Bien sûr, il arrive à tout le monde de s’apercevoir que ces paroles sensées ont de curieuses résonances, que nous ne sommes pas toujours là où nous disons être, que nos actes ne sont pas tout à fait nos actes, que nos pensées sont souvent empruntées, qu’ici ou là les mots que nous employons sont si équivoques que le sens de nos propos dépend de celui qui les écoute. Mais, de tout cela, nous ne tenons pas compte et nous nous obstinons à avancer dans notre vie à travers ce brouillard ou ce brouillage, à l’aveuglette, comme s’il n’avait jamais cessé de faire soleil en pleine nuit.

Pourtant, nous avons fait l’expérience de ce malaise qui s’empare de nous quand nous ne sommes plus très rassurés que les pensées qui viennent à nous sont vraiment les nôtres.

C’est précisément en ce point, et parce que nous voulons à tout prix ne rien savoir de ces allusions insistantes à une autre vie en nous, que nous élevons toutes sortes de dingues, de murailles infranchissables, que nous nous mobilisons avec plus ou moins de force pour nous tenir à l’écart de ce que nous pressentons comme cinquième colonne qui camperait dans notre intimité.

Depuis l’Antiquité (!), des hommes nous ont cependant avertis que rien ne pouvait nous apparaître aussi redoutable que nos désirs.
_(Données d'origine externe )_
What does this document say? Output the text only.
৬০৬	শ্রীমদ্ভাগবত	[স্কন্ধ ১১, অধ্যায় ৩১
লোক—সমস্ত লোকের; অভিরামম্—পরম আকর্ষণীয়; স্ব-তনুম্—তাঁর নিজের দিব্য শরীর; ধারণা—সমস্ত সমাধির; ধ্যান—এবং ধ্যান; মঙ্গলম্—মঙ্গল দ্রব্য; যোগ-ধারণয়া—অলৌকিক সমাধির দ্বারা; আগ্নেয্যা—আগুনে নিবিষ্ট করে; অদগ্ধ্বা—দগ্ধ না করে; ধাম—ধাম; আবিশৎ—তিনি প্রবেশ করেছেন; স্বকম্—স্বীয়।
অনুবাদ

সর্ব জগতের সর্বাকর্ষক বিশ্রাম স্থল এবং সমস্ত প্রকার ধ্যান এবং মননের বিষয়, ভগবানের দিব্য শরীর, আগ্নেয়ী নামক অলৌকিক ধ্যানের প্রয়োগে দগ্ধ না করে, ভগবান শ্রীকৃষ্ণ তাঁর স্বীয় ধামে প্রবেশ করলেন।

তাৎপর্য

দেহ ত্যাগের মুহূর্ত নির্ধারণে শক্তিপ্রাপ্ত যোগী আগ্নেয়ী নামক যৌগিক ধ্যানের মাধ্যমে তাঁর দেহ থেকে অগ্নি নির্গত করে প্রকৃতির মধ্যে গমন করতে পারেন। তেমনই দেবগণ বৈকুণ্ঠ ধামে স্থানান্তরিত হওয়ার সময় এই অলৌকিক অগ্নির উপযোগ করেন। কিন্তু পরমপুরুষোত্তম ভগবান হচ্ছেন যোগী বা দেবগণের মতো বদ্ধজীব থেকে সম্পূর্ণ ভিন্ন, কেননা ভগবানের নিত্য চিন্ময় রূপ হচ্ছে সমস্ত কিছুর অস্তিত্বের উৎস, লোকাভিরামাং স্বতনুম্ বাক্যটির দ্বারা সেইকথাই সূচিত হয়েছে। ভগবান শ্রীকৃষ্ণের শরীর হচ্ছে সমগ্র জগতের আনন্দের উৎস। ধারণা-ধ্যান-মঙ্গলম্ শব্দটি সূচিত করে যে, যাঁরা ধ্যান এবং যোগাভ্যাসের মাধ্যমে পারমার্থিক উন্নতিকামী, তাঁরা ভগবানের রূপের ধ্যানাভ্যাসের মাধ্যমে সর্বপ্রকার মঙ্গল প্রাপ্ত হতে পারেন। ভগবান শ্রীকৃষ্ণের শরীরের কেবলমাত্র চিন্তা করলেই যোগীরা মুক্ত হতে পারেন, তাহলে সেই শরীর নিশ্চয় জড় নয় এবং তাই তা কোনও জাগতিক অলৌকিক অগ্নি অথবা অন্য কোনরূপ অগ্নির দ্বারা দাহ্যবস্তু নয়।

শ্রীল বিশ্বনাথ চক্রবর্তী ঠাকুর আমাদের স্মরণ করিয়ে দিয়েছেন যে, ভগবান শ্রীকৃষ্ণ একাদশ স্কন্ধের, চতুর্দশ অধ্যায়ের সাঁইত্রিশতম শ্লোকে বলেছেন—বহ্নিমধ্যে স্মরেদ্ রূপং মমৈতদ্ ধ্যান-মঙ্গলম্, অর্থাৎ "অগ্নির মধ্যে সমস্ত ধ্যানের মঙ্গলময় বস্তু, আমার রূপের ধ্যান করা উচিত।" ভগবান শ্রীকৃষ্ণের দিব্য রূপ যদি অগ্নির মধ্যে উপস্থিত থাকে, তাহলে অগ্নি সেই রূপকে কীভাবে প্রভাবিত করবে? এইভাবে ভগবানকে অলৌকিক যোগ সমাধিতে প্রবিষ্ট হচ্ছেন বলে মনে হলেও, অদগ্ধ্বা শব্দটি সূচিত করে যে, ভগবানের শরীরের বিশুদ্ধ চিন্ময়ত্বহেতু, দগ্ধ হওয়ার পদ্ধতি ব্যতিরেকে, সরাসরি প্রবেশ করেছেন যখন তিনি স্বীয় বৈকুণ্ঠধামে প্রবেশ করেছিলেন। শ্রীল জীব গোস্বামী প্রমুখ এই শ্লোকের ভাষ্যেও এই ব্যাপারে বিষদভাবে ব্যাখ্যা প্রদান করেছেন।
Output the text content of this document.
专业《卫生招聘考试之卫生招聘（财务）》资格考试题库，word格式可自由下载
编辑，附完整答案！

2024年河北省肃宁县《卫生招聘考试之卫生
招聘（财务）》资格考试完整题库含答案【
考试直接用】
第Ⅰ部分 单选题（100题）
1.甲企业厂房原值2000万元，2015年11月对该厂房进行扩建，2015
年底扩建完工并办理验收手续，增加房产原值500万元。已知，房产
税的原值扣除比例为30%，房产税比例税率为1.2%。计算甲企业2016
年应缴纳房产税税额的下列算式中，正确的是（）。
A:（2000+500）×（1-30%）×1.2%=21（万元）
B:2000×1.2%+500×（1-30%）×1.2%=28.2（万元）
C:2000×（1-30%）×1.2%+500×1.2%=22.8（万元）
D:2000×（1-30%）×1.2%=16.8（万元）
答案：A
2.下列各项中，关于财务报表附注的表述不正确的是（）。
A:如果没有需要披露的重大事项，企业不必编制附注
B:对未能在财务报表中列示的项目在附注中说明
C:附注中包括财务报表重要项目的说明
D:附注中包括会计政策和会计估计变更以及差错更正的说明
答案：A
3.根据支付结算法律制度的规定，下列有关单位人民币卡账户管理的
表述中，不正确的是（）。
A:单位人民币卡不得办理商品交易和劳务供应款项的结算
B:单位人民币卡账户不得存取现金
Depuis toujours, des philosophes, des moralistes, des théologiens nous rappellent que nous traitons nos réels désirs comme s’il s’agissait d’étrangers, que nous condamnons à la relégation. Mais les voix de ces hommes, dans leurs moments, rares il faut bien le reconnaître, de lucidité et de courage, sont vite étouffées par le poids des commentaires universitaires, ecclésiaux ou politiques.

Ainsi, par exemple, qui se souvient de ces quelques lignes de Platon dans La République :

«  Quels sont, demanda-t’il, ces désirs dont tu veux parler ? 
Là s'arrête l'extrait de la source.